Underemployment leads to economic migration, which far exceeds refugee migration and affects the entire world but gets much less media attention. People are moving from the country to cities as well as from one nation to another. Earlier, people migrating to cities for economic reasons found factory jobs that offered a hard life but provided a lifeline to more prosperity. Today, migrants seeking better jobs often don’t find them. He quotes economist Joan Robinson, “The misery of being exploited by capitalists is nothing compared to the misery of not being exploited at all.”
In 1900, only 3% of people lived in cities. In 2008, for the first time, more than half of all people lived in cities and towns. Urbanization originally offered better jobs but poorer health, which some people considered an acceptable trade-off. Many people moving to cities today find no jobs but still poorer health than in the country.
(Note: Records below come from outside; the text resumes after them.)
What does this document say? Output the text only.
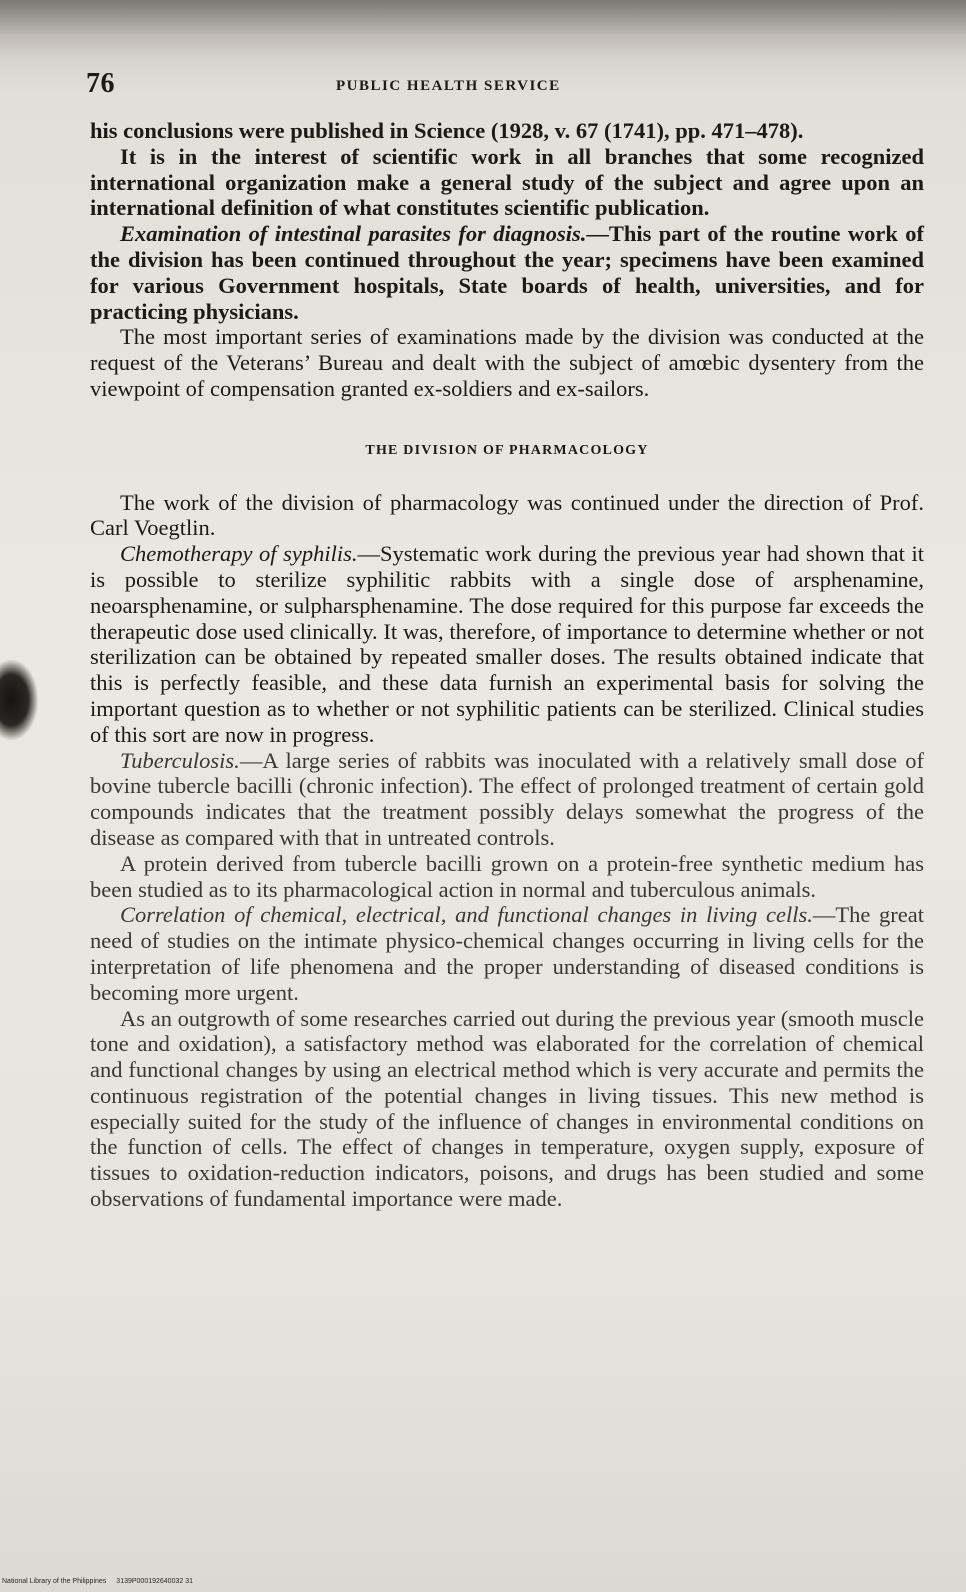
76	PUBLIC HEALTH SERVICE

his conclusions were published in Science (1928, v. 67 (1741), pp. 471–478).

It is in the interest of scientific work in all branches that some recognized international organization make a general study of the subject and agree upon an international definition of what constitutes scientific publication.

Examination of intestinal parasites for diagnosis.—This part of the routine work of the division has been continued throughout the year; specimens have been examined for various Government hospitals, State boards of health, universities, and for practicing physicians.

The most important series of examinations made by the division was conducted at the request of the Veterans’ Bureau and dealt with the subject of amœbic dysentery from the viewpoint of compensation granted ex-soldiers and ex-sailors.

THE DIVISION OF PHARMACOLOGY

The work of the division of pharmacology was continued under the direction of Prof. Carl Voegtlin.

Chemotherapy of syphilis.—Systematic work during the previous year had shown that it is possible to sterilize syphilitic rabbits with a single dose of arsphenamine, neoarsphenamine, or sulpharsphenamine. The dose required for this purpose far exceeds the therapeutic dose used clinically. It was, therefore, of importance to determine whether or not sterilization can be obtained by repeated smaller doses. The results obtained indicate that this is perfectly feasible, and these data furnish an experimental basis for solving the important question as to whether or not syphilitic patients can be sterilized. Clinical studies of this sort are now in progress.

Tuberculosis.—A large series of rabbits was inoculated with a relatively small dose of bovine tubercle bacilli (chronic infection). The effect of prolonged treatment of certain gold compounds indicates that the treatment possibly delays somewhat the progress of the disease as compared with that in untreated controls.

A protein derived from tubercle bacilli grown on a protein-free synthetic medium has been studied as to its pharmacological action in normal and tuberculous animals.

Correlation of chemical, electrical, and functional changes in living cells.—The great need of studies on the intimate physico-chemical changes occurring in living cells for the interpretation of life phenomena and the proper understanding of diseased conditions is becoming more urgent.

As an outgrowth of some researches carried out during the previous year (smooth muscle tone and oxidation), a satisfactory method was elaborated for the correlation of chemical and functional changes by using an electrical method which is very accurate and permits the continuous registration of the potential changes in living tissues. This new method is especially suited for the study of the influence of changes in environmental conditions on the function of cells. The effect of changes in temperature, oxygen supply, exposure of tissues to oxidation-reduction indicators, poisons, and drugs has been studied and some observations of fundamental importance were made.

National Library of the Philippines 3139P000192640032 31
“The path that many countries took in the past – employing their demographic dividend in manufacturing and exporting their way to the middle-class – may be closing.” Today there is competition from low-wage manufacturing from China and other counties that achieved health gains earlier, and from robots.
Poor world cities are more likely to host instability, violence, and uprising due to crowded slums and autocratic governments. 95% of the most populous cities exposed to coastal flooding are in poor and emerging economies. Paradoxically, Dhaka in Bangladesh not only suffers from flooding, but its urban water supply is failing. Air pollution has been markedly reduced in developed countries but is a growing problem in third world countries: we hear about the poor air quality in Beijing, but the air quality in Delhi and Cairo is far worse. The number of urban dwellers in Bangladesh without adequate sanitation more than doubled from 1.1 million in 1990 to 2.3 million in 2015.
China is an exception to the general rule. It went from a poor, famine-ravaged country to one of the world’s largest economies. An aggressive public health policy and the one-child policy allowed it to take advantage of a demographic dividend. A demographic dividend is not a guarantee of economic growth. The governments of other nations did not respond as quickly and Latin American nations were not as lucky.
Solutions
Bollyky doesn’t just criticize; he offers solutions:
- International development initiatives must be more responsive to the changing needs of lower-income nations. Listening to the local people, education, improving infrastructure, providing health services for non-infectious diseases, and thoughtful and targeted investments are all important.
- Helping emerging nations confront the demographic changes that have accompanied declining rates of infectious disease. Funding data collection and research, studying which interventions are successful.
- Politicians in wealthy nations must come to terms with the inconsistencies in their policies on climate change, global health, trade, and immigration.
Conclusion: good information but not a very good book
I can’t wholeheartedly recommend this book. He provides a lot of information and makes some very persuasive arguments, and I agree that there is cause for worry and a need to address the problems he identifies. But the book didn’t engage me. I found it a chore to read rather than a pleasure: difficult to read, dense, repetitive, not as well organized as it could be, doesn’t flow well, and I thought it was hard to follow in places. The title of the last chapter is “The Exoneration of William H. Stewart,” the Surgeon General who has been widely quoted for something he never said: “we have wiped out infection.” It could have omitted that exoneration and the title could have reflected what the chapter is really about: suggestions for solutions. It’s a valuable book, but it would have benefitted from a more appealing style or a more discerning editor.